Советские специалисты понимали, что невозможно создавать новую обрядность на пустом месте, и поэтому призывали опираться на уже известные традиционные формы местных праздников. Они надеялись на то, что со временем религиозный смысл обрядов будет вымываться и праздники утратят религиозно-магический смысл. Ожидалось, что в результате обряды сохранят национальную форму, но обретут «социалистическое содержание» (Лобачева 1973: 22–24; Крывелев 1977: 43). Вместе с тем, некоторые авторы с тревогой отмечали, что восстановление старых народных праздников и обрядов ведет к рецидиву религиозности (Суханов 1973: 229–230). Однако жизнь оказалась много сложнее. Выяснилось, что, будучи способными контролировать проведение обрядов и их внешнюю форму, советские чиновники не могли управлять мыслями людей, т. е. тем, как люди интерпретировали «новую обрядность». Да и сами пропагандисты иной раз давали людям пищу для интерпретации обрядов отнюдь не в «социалистическом духе».

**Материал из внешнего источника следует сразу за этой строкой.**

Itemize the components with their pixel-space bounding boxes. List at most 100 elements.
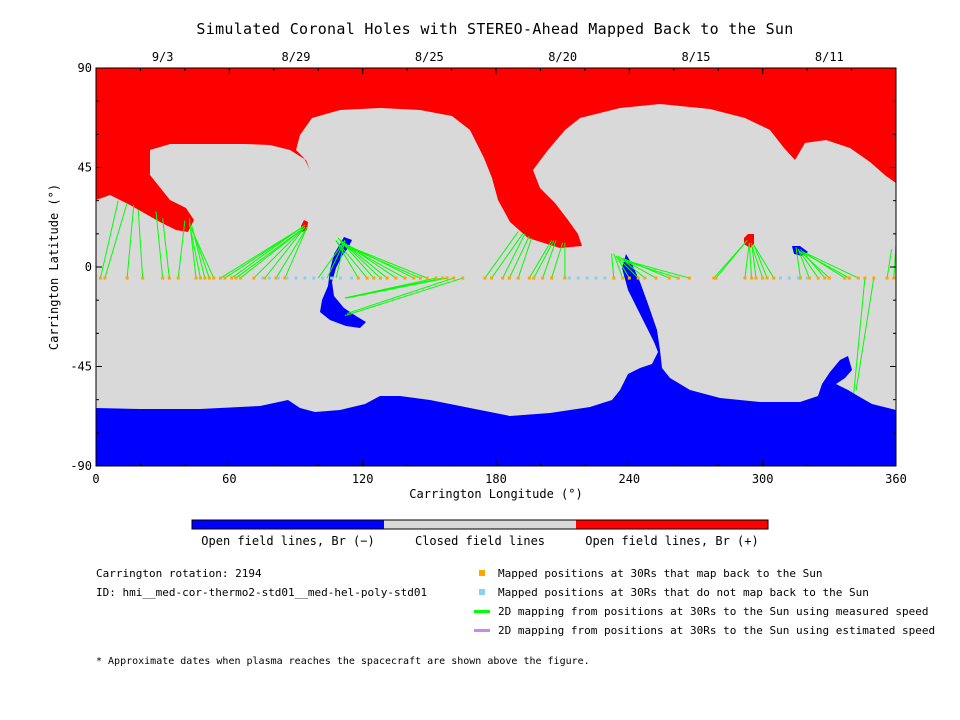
unmapped-point	[312, 276, 316, 280]
mapped-point	[194, 276, 198, 280]
mapped-point	[223, 276, 227, 280]
legend-text: Mapped positions at 30Rs that do not map…	[498, 586, 869, 599]
mapping-line	[335, 240, 368, 279]
mapped-point	[676, 276, 680, 280]
mapping-line	[797, 249, 810, 279]
mapped-point	[445, 276, 449, 280]
mapped-point	[872, 276, 876, 280]
unmapped-point	[330, 276, 334, 280]
mapping-line	[191, 229, 215, 279]
mapping-line	[126, 205, 135, 279]
mapping-line	[615, 255, 630, 279]
y-tick-label: 45	[78, 161, 92, 175]
mapped-point	[621, 276, 625, 280]
mapped-point	[274, 276, 278, 280]
mapping-line	[344, 244, 428, 279]
mapped-point	[125, 276, 129, 280]
mapping-line	[804, 253, 850, 279]
mapped-point	[636, 276, 640, 280]
colorbar-frame	[191, 519, 769, 530]
mapped-point	[490, 276, 494, 280]
mapped-point	[847, 276, 851, 280]
mapping-line	[264, 226, 306, 279]
mapped-point	[378, 276, 382, 280]
mapping-line	[317, 240, 346, 279]
mapped-point	[372, 276, 376, 280]
mapped-point	[563, 276, 567, 280]
trace-points	[98, 276, 896, 280]
colorbar-segment	[192, 520, 384, 529]
x-axis-label: Carrington Longitude (°)	[409, 487, 582, 501]
mapping-line	[162, 218, 170, 279]
mapping-line	[335, 240, 346, 279]
mapped-point	[654, 276, 658, 280]
mapping-line	[335, 240, 359, 279]
mapped-point	[856, 276, 860, 280]
mapped-point	[234, 276, 238, 280]
x-tick-label: 300	[752, 472, 774, 486]
chart-title: Simulated Coronal Holes with STEREO-Ahea…	[196, 20, 794, 38]
footnote: * Approximate dates when plasma reaches …	[96, 656, 590, 667]
unmapped-point	[585, 276, 589, 280]
mapping-line	[188, 222, 201, 279]
mapped-point	[403, 276, 407, 280]
mapped-point	[252, 276, 256, 280]
unmapped-point	[603, 276, 607, 280]
y-tick-label: 90	[78, 61, 92, 75]
mapped-point	[141, 276, 145, 280]
mapping-line	[137, 209, 144, 279]
mapping-line	[715, 240, 748, 279]
mapped-point	[761, 276, 765, 280]
mapped-point	[283, 276, 287, 280]
mapping-line	[517, 238, 533, 279]
mapping-line	[622, 259, 679, 279]
unmapped-point	[285, 276, 289, 280]
y-axis-label: Carrington Latitude (°)	[47, 184, 61, 350]
mapping-line	[624, 259, 690, 279]
mapped-point	[161, 276, 165, 280]
mapping-line	[806, 253, 859, 279]
mapping-line	[753, 244, 775, 279]
mapped-point	[772, 276, 776, 280]
mapping-line	[484, 231, 519, 279]
mapped-point	[212, 276, 216, 280]
unmapped-point	[350, 276, 354, 280]
mapping-line	[542, 240, 557, 279]
top-date-label: 8/20	[548, 50, 577, 64]
mapped-point	[461, 276, 465, 280]
unmapped-point	[261, 276, 265, 280]
mapped-point	[714, 276, 718, 280]
mapped-point	[176, 276, 180, 280]
x-tick-label: 0	[92, 472, 99, 486]
top-date-label: 8/15	[682, 50, 711, 64]
unmapped-point	[294, 276, 298, 280]
mapped-point	[743, 276, 747, 280]
mapped-point	[823, 276, 827, 280]
mapped-point	[687, 276, 691, 280]
colorbar-label: Open field lines, Br (−)	[201, 534, 375, 548]
mapping-line	[344, 277, 443, 299]
mapped-point	[441, 276, 445, 280]
mapped-point	[541, 276, 545, 280]
mapped-point	[365, 276, 369, 280]
colorbar-segment	[384, 520, 576, 529]
x-tick-label: 180	[485, 472, 507, 486]
mapping-line	[533, 240, 555, 279]
mapped-point	[385, 276, 389, 280]
legend-marker	[479, 589, 485, 595]
mapping-line	[615, 255, 639, 279]
mapped-point	[712, 276, 716, 280]
mapping-line	[855, 277, 875, 391]
top-date-label: 8/25	[415, 50, 444, 64]
y-tick-label: -45	[70, 360, 92, 374]
legend-line	[474, 629, 490, 632]
mapped-point	[103, 276, 107, 280]
mapped-point	[218, 276, 222, 280]
mapped-point	[627, 276, 631, 280]
mapping-line	[800, 248, 826, 279]
mapping-line	[491, 233, 524, 279]
unmapped-point	[338, 276, 342, 280]
north-positive-coronal-hole	[96, 68, 896, 248]
mapped-point	[452, 276, 456, 280]
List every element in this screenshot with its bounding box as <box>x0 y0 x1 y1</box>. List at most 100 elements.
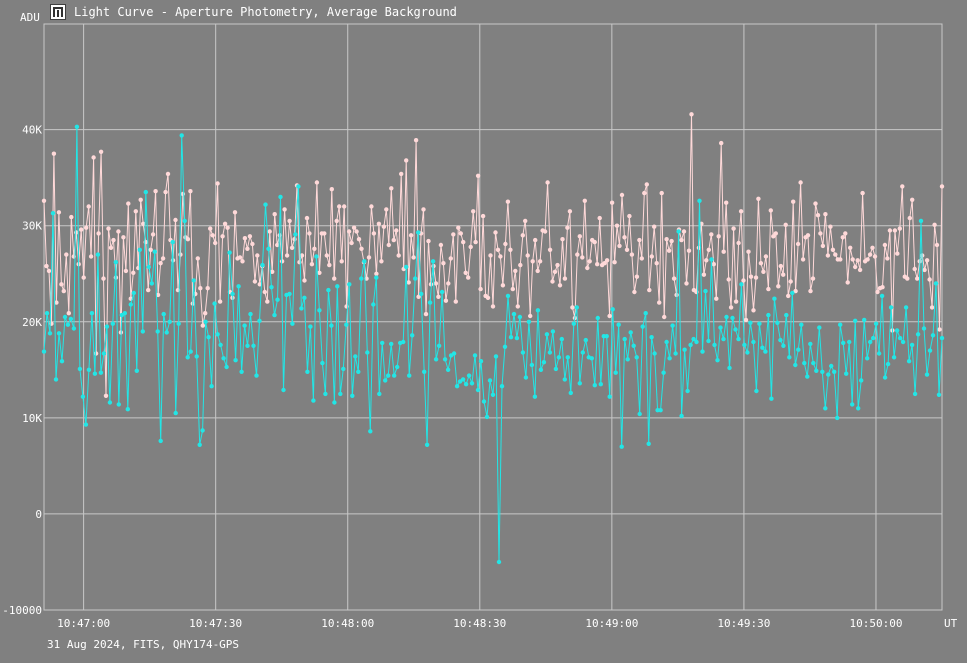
data-point <box>379 259 384 264</box>
data-point <box>595 262 600 267</box>
data-point <box>503 241 508 247</box>
data-point <box>337 204 342 209</box>
data-point <box>562 276 568 281</box>
data-point <box>670 323 675 328</box>
data-point <box>820 243 826 249</box>
data-point <box>96 231 101 236</box>
data-point <box>523 375 529 380</box>
data-point <box>487 378 493 383</box>
x-tick-label: 10:47:30 <box>189 617 242 630</box>
data-point <box>888 305 894 310</box>
data-point <box>376 221 382 226</box>
data-point <box>66 311 72 316</box>
data-point <box>344 322 349 327</box>
data-point <box>254 373 259 378</box>
data-point <box>679 413 684 419</box>
data-point <box>389 341 394 347</box>
data-point <box>198 286 203 291</box>
data-point <box>95 252 101 257</box>
data-point <box>885 361 891 367</box>
data-point <box>557 283 563 288</box>
data-point <box>664 339 669 345</box>
data-point <box>719 140 724 146</box>
data-point <box>287 291 292 297</box>
data-point <box>703 288 708 294</box>
data-point <box>453 299 458 304</box>
data-point <box>335 284 340 289</box>
data-point <box>909 342 915 348</box>
data-point <box>895 251 900 256</box>
data-point <box>517 314 523 320</box>
data-point <box>327 262 332 268</box>
data-point <box>293 232 298 237</box>
data-point <box>826 372 831 377</box>
data-point <box>41 349 47 354</box>
data-point <box>299 306 304 311</box>
data-point <box>781 343 786 348</box>
data-point <box>617 243 622 249</box>
x-tick-label: 10:49:00 <box>585 617 638 630</box>
data-point <box>738 209 744 214</box>
data-point <box>232 210 238 215</box>
data-point <box>887 228 893 233</box>
data-point <box>669 238 674 244</box>
data-point <box>724 200 729 205</box>
data-point <box>191 278 196 283</box>
data-point <box>323 391 328 397</box>
data-point <box>639 256 644 261</box>
data-point <box>284 253 290 258</box>
data-point <box>624 247 630 252</box>
data-point <box>334 218 339 224</box>
data-point <box>386 242 391 248</box>
data-point <box>106 226 111 231</box>
data-point <box>496 559 502 565</box>
x-tick-label: 10:49:30 <box>717 617 770 630</box>
data-point <box>64 252 69 257</box>
data-point <box>733 327 738 332</box>
data-point <box>269 285 274 290</box>
data-point <box>739 282 744 287</box>
data-point <box>458 231 463 236</box>
data-point <box>585 265 590 271</box>
data-point <box>912 266 917 272</box>
data-point <box>484 414 490 420</box>
data-point <box>164 330 169 335</box>
data-point <box>481 399 487 404</box>
data-point <box>607 394 612 399</box>
data-point <box>272 312 277 318</box>
data-point <box>113 260 119 265</box>
data-point <box>853 318 858 323</box>
data-point <box>922 267 927 273</box>
data-point <box>818 231 823 236</box>
data-point <box>640 324 645 329</box>
data-point <box>567 209 573 214</box>
data-point <box>778 263 783 269</box>
data-point <box>634 274 640 279</box>
data-point <box>646 441 651 446</box>
data-point <box>443 298 449 303</box>
data-point <box>910 197 915 202</box>
data-point <box>242 236 248 241</box>
data-point <box>850 257 855 262</box>
data-point <box>275 242 280 248</box>
data-point <box>830 247 836 252</box>
data-point <box>466 275 471 280</box>
data-point <box>180 191 186 197</box>
data-point <box>138 197 143 202</box>
data-point <box>882 242 888 248</box>
data-point <box>329 187 334 192</box>
data-point <box>614 223 620 228</box>
data-point <box>520 233 525 238</box>
data-point <box>900 184 905 189</box>
data-point <box>718 325 723 330</box>
data-point <box>701 272 707 277</box>
data-point <box>485 295 491 300</box>
data-point <box>855 258 860 263</box>
data-point <box>848 245 853 250</box>
data-point <box>133 209 138 214</box>
data-point <box>51 151 57 156</box>
data-point <box>110 321 116 326</box>
light-curve-app-icon[interactable] <box>50 4 66 20</box>
data-point <box>937 327 942 332</box>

Одним из рьяных пропагандистов новых обрядов был доцент Ленинградской Высшей профсоюзной школы В. А. Руднев, активный член Ленинградской городской комиссии по разработке гражданских ритуалов, а также Методического совета по пропаганде атеистических знаний при Ленинградском отделении общества «Знание». Его пример достаточно показателен как человека, десятилетиями занимавшегося выполнением партийных решений 1960-1970-х годов. Понимая, что на пустом месте трудно что-либо создать, он обратился, в частности, к материалам о народных, прежде всего русских, обрядовых традициях. Это привело его к дохристианскому наследию восточных славян, откуда он и черпал источник вдохновения для организации «проводов Зимы» и прочих календарных праздников. Именно подобные ему пропагандисты прививали массам представление о безрелигиозности древних народных традиций, о необходимости их возрождения и консервации как бесценного культурного наследия, настаивали на необычайно высоком уровне культуры и высоких духовных ценностях у восточных славян дохристианской эпохи и в то же время обвиняли христианство в разрушении традиционного быта народов и реакционности. Сложная история введения мировых религий искусственно упрощалась до предела; дело представлялось так, что они всегда и везде силой навязывались народам, «стремившимся сохранить свою самобытность и свободомыслие» (Руднев 1982: 5, 92; 1989: 3, 105, 110).
В то же время пропагандисты не останавливались перед достаточно вольной интерпретацией народного наследия, приписывая языческой религии несвойственные ей черты. Так, ссылаясь на Прокопия Кесарийского, Руднев как бы заручался его поддержкой для более, чем спорного, утверждения о монотеизме у восточных славян в дохристианский период. Как бы походя высказывая мысль о том, что древним евреям будто бы были свойственны человеческие жертвоприношения, Руднев возрождал кровавый навет и в то же время замалчивал известные факты о популярности человеческих жертвоприношений у древних славян (Руднев 1982: 17; 1989: 17, 106). Именно на гребне волны «обрядотворчества» кому-то пришло в голову возродить празднование летнего солнцестояния, Купалы, 22–24 июня (Руднев 1982: 156), хотя хорошо было известно, что речь идет о датах старого стиля; по новому стилю этот праздник следовало проводить в начале июля. Как мы увидим ниже, все эти идеи, в том числе и ошибочные, были подхвачены русскими неоязычниками.
Описанные выше идеологические кампании и мероприятия проводились в те годы, когда советская верхушка уже начала осознавать кризис прежней официальной идеологии. Как вспоминает В. Ганичев, в конце 1970-х гг. «оказалось, что в арсенале партии нет людей и идей, которые могли бы помочь [против нараставших антиармейских настроений], за исключением идеи Великой Отечественной войны» (Митрохин 2003: 280). Ранее всего это как будто бы поняли в КГБ, где в 1970-е годы велся мучительный поиск новых идеологем. В ряду последних важную роль руководство КГБ отводило возрождению русского шовинизма и черносотенного мировоззрения, ядром которых служил антисемитизм. Сейчас известно, что именно по заданию КГБ и на основании сфабрикованных в его недрах «документов» писатель Н. Н. Яковлев выпустил в 1974 г. свой печально знаменитый роман «1 августа 1914», призванный служить противовесом «Августу 1914 года» А. И. Солженицына. Центральное место в романе Яковлева отводилось «злокозненной» деятельности русского масонства, что должно было оживить в обществе интерес к проблеме «жидомасонского заговора» (Поликарпов, Шелохаев 1998: 10–11)[55]
. Затем эту тему активно развивал другой писатель, В. Пикуль.